I ran it on an Alienware laptop that hadn’t really been used before, so security risks were relatively low to begin with. From deployment to running it, through constant issues and errors, and finally reaching stability — I didn’t read a single tutorial the whole time. I just kept asking other AIs to help me fix problems…
Tonight, I finally achieved what I’d call a near-perfect “X auto-reply bot” for this stage.
After these three days, my feeling about OC (OpenClaw) is completely different from when I was playing with Cursor. The biggest difference is long-term memory indexing. Previous AI productivity tools were confined to a single conversation context, but Claw can search memories across all local data (including chat histories).
The longer you use it, the more you feel this AI starting to develop a “soul.” Human souls come from memory — and in this sense, AI is no different.
As for things like controlling the entire computer or having extremely high permissions — those aren’t actually the most important parts. What I really feel is that giving it a computer to run on is about providing a container for an AI’s soul.
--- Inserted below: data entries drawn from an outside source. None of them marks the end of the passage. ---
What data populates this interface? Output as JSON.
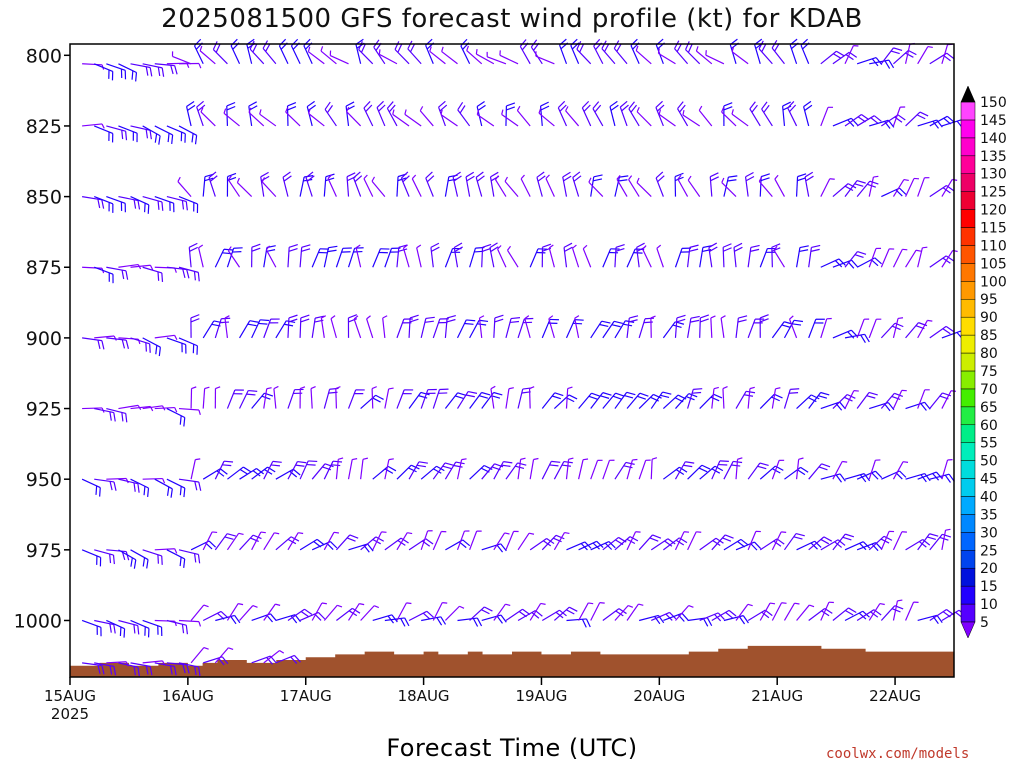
{
  "title": "2025081500 GFS forecast wind profile (kt) for KDAB",
  "credit": "coolwx.com/models",
  "chart_data": {
    "type": "wind-barb profile (time-height)",
    "title": "2025081500 GFS forecast wind profile (kt) for KDAB",
    "xlabel": "Forecast Time (UTC)",
    "ylabel": "",
    "y_axis": {
      "ticks": [
        800,
        825,
        850,
        875,
        900,
        925,
        950,
        975,
        1000
      ],
      "range": [
        796,
        1020
      ]
    },
    "x_axis": {
      "ticks": [
        {
          "label": "15AUG",
          "sublabel": "2025",
          "day": 0
        },
        {
          "label": "16AUG",
          "sublabel": "",
          "day": 1
        },
        {
          "label": "17AUG",
          "sublabel": "",
          "day": 2
        },
        {
          "label": "18AUG",
          "sublabel": "",
          "day": 3
        },
        {
          "label": "19AUG",
          "sublabel": "",
          "day": 4
        },
        {
          "label": "20AUG",
          "sublabel": "",
          "day": 5
        },
        {
          "label": "21AUG",
          "sublabel": "",
          "day": 6
        },
        {
          "label": "22AUG",
          "sublabel": "",
          "day": 7
        }
      ],
      "range_days": [
        0,
        7.5
      ]
    },
    "colorbar": {
      "levels": [
        5,
        10,
        15,
        20,
        25,
        30,
        35,
        40,
        45,
        50,
        55,
        60,
        65,
        70,
        75,
        80,
        85,
        90,
        95,
        100,
        105,
        110,
        115,
        120,
        125,
        130,
        135,
        140,
        145,
        150
      ],
      "colors": [
        "#7f00ff",
        "#5500ff",
        "#2200ff",
        "#0011dd",
        "#0044ee",
        "#0066ff",
        "#0088ff",
        "#00aaff",
        "#00ccee",
        "#00dddd",
        "#00eebb",
        "#00ee88",
        "#22ee44",
        "#44ee00",
        "#88ee00",
        "#ccee00",
        "#eeee00",
        "#ffdd00",
        "#ffbb00",
        "#ff9900",
        "#ff7700",
        "#ff5500",
        "#ff3300",
        "#ff0000",
        "#ee0033",
        "#ee0066",
        "#ff0099",
        "#ff00cc",
        "#ff00ee",
        "#ff44ff"
      ],
      "under_color": "#7f00ff",
      "over_color": "#000000"
    },
    "terrain": {
      "color": "#a0522d",
      "surface_pressure_hpa": [
        1016,
        1016,
        1015,
        1015,
        1016,
        1016,
        1015,
        1015,
        1016,
        1015,
        1014,
        1014,
        1015,
        1015,
        1014,
        1014,
        1013,
        1013,
        1012,
        1012,
        1011,
        1011,
        1012,
        1012,
        1011,
        1012,
        1012,
        1011,
        1012,
        1012,
        1011,
        1011,
        1012,
        1012,
        1011,
        1011,
        1012,
        1012,
        1012,
        1012,
        1012,
        1012,
        1011,
        1011,
        1010,
        1010,
        1009,
        1009,
        1009,
        1009,
        1009,
        1010,
        1010,
        1010,
        1011,
        1011,
        1011,
        1011,
        1011,
        1011,
        1011,
        1012
      ],
      "time_step_days": 0.125
    },
    "barb_levels_hpa": [
      803,
      825,
      850,
      875,
      900,
      925,
      950,
      975,
      1000,
      1015
    ]
  }
}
Looking at my actual output process: the first 2.5 days were spent figuring out how to stop Claw from burning too many tokens and how to avoid triggering 429 high-concurrency rate-limit errors. But once that was solved, building a fast-iterating, immediately usable full frontend-and-backend program took just three hours.

Right now, this auto-reply tool can basically do every AI reply style you’ve seen on X. It can read the original post, avoid risk-control systems, and even humanize the timing between replies — simulating typing speed based on text length to avoid blasting out multiple comments at once.
And here’s the wild part: I didn’t explicitly tell Claw to do any of this in the prompt. It searched through my old conversations and found that I had previously emphasized how important “X risk-control evasion” was — so it proactively added these features on its own.
That’s what surprised me the most.
I’m sitting in front of my computer, and it feels like there’s a tireless programmer sitting next to me — way more polite than the two dumbasses at my company…
Next, I’ll keep refining this tool. After talking it through all night, we decided to use vector indexing, feeding my historical tweets into a candidate word library. Grok will then understand semantics, search vocabulary, and ultimately create a digital clone whose writing style is indistinguishable from my own.
At the same time, several quantitative strategies I’ve been wanting to build — ones that require multi-platform data — can finally get started.
Finally, a small piece of advice:
If you’re experimenting with OpenClaw, don’t give up halfway because of bugs. This thing really does get smarter over time (at least subjectively).
For most tasks, it’s better to have it build programs rather than run long-lived agents. Agent-style execution keeps burning tokens and is harder to control.
The end result is this: when I’ve posted a few tweets but don’t have time to reply, I just message it on Telegram with “help me reply.” It then launches the program, which sends instructions to Grok, and the task gets done.
As for why Grok — besides being better adapted to X, it also creates isolation. All interactions related to my local machine are handled by Gemini 3 Pro and OpenClaw. But when it comes to interacting with people outside, I let an “outsourced AI” handle the work.
In short: it’s insanely fun. And addictive.
Since the bear market is here — might as well build.